The quest to understand every voice worldwide

text-to-speech-ai.jpg

Shutterstock

A speech recognition startup just landed $62 million in Series B funding. How will the money be used? In a quest to enable a computer to understand every voice in the world.

If that doesn’t strike you as overly ambitious, you haven’t spent enough time trying to get Siri to compose a text message. Speech recognition has been a huge challenge for developers and it is a puzzle that is being closely watched in several industries. The technology has implications for human-machine interfaces in fields like roboticsautonomous vehiclesand personal computing, all of which will benefit from computers that can accurately interpret natural speech.

voice recognitionis then a kind of technological entry point, a market need that can spur the development of technologies that will have broad resonance and incalculable implications for how we interact with machines.

It is also a question of shares. Not surprisingly, speech recognition currently works well for a small fraction of the world’s population.

A big part of the challenge is the training model. Most training data has to be classified manually, meaning accuracy is only achievable for a very small set of speakers (unsurprisingly, that narrow set exactly matches the most valuable consumers). speech logic takes a different approach in its pursuit of more representative speech recognition.

Based on datasets used in Stanford’s Racial Disparities in Speech Recognition study, Speechmatics recorded an overall accuracy of 82.8% for African American voices compared to Google (68.6%) and Amazon (68). ,6). This level of accuracy corresponds to a 45% reduction in speech recognition errors – the equivalent of three words in an average sentence.

The engine is exposed to hundreds of thousands of individual voices using untagged, more representative speech data that requires no human intervention. That has helped the coverage extend beyond Anglophones.
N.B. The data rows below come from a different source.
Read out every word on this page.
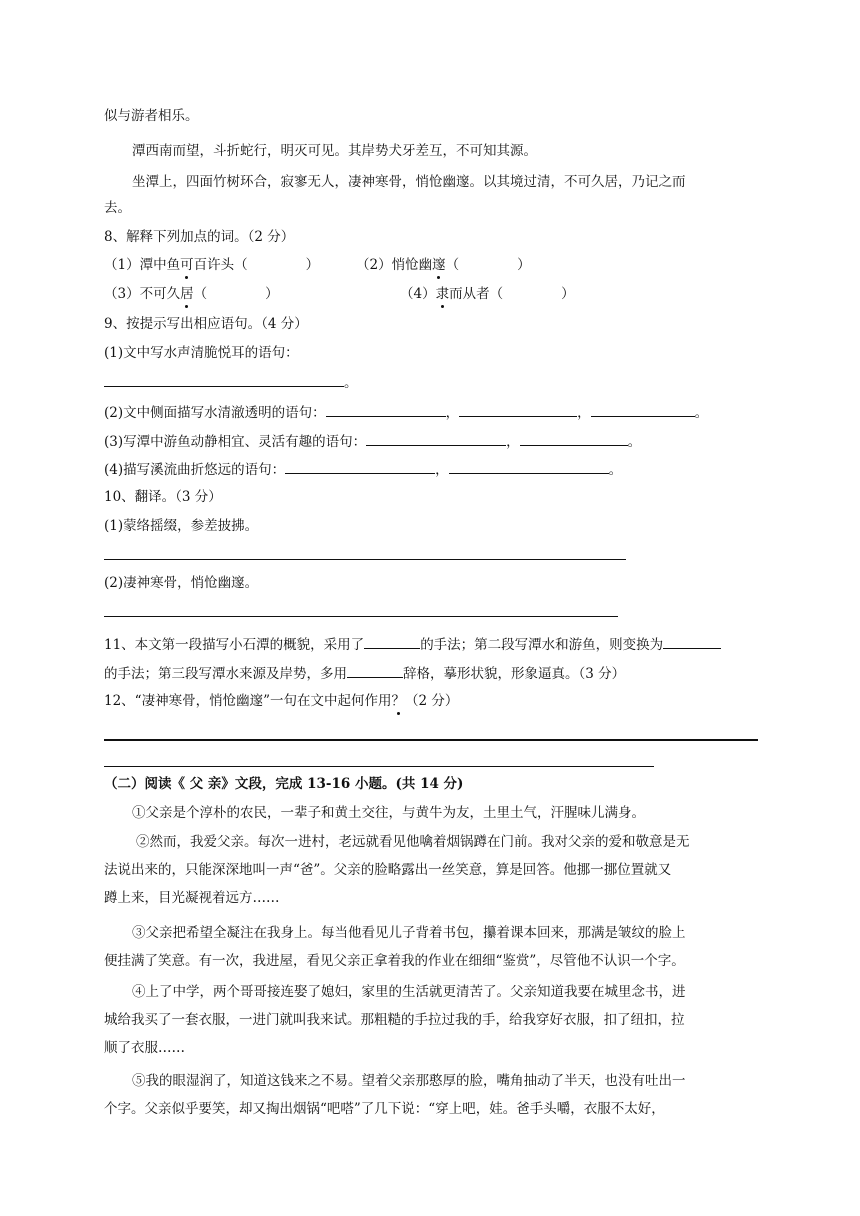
似与游者相乐。
潭西南而望，斗折蛇行，明灭可见。其岸势犬牙差互，不可知其源。
坐潭上，四面竹树环合，寂寥无人，凄神寒骨，悄怆幽邃。以其境过清，不可久居，乃记之而
去。
8、解释下列加点的词。（2 分）
（1）潭中鱼可百许头（	）	（2）悄怆幽邃（	）
（3）不可久居（	）	（4）隶而从者（	）
9、按提示写出相应语句。（4 分）
(1)文中写水声清脆悦耳的语句：
。
(2)文中侧面描写水清澈透明的语句：	，	，	。
(3)写潭中游鱼动静相宜、灵活有趣的语句：	，	。
(4)描写溪流曲折悠远的语句：	，	。
10、翻译。（3 分）
(1)蒙络摇缀，参差披拂。
(2)凄神寒骨，悄怆幽邃。
11、本文第一段描写小石潭的概貌，采用了	的手法；第二段写潭水和游鱼，则变换为
的手法；第三段写潭水来源及岸势，多用	辞格，摹形状貌，形象逼真。（3 分）
12、“凄神寒骨，悄怆幽邃”一句在文中起何作用？（2 分）
（二）阅读《 父 亲》文段，完成 13-16 小题。(共 14 分)
①父亲是个淳朴的农民，一辈子和黄土交往，与黄牛为友，土里土气，汗腥味儿满身。
②然而，我爱父亲。每次一进村，老远就看见他噙着烟锅蹲在门前。我对父亲的爱和敬意是无
法说出来的，只能深深地叫一声“爸”。父亲的脸略露出一丝笑意，算是回答。他挪一挪位置就又
蹲上来，目光凝视着远方……
③父亲把希望全凝注在我身上。每当他看见儿子背着书包，攥着课本回来，那满是皱纹的脸上
便挂满了笑意。有一次，我进屋，看见父亲正拿着我的作业在细细“鉴赏”，尽管他不认识一个字。
④上了中学，两个哥哥接连娶了媳妇，家里的生活就更清苦了。父亲知道我要在城里念书，进
城给我买了一套衣服，一进门就叫我来试。那粗糙的手拉过我的手，给我穿好衣服，扣了纽扣，拉
顺了衣服……
⑤我的眼湿润了，知道这钱来之不易。望着父亲那憨厚的脸，嘴角抽动了半天，也没有吐出一
个字。父亲似乎要笑，却又掏出烟锅“吧嗒”了几下说：“穿上吧，娃。爸手头嚼，衣服不太好，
“Our progress over the years has flooded us with investor interest in our Series B fundraiser,” said Katy Wigdahl, CEO. “The Speechmatics team is extremely ambitious. We have combined a true heritage in speech technology with some of the world’s most talented speech and machine learning experts.”

At the moment the engine understands 34 languages, a small drop in a very large linguistic bucket (more than 7,000 languages ​​are spoken worldwide). But the platform has made impressive strides in punctuation, numbers, currencies and addresses, which traditionally hamper speech recognition engines.

All of this has sparked great interest in the UK-based company. Companies such as 3Play Media, Veritone, Deloitte UK and Vonage, as well as government agencies around the world, use the platform.

In line with its global goals, Speechmatics is headquartered in the UK, but has offices in Boston (US), Chennai (India) and Brno (Czech Republic). The company will use the investment to support global expansion in the United States and Asia-Pacific.

Leave a Comment

Your email address will not be published.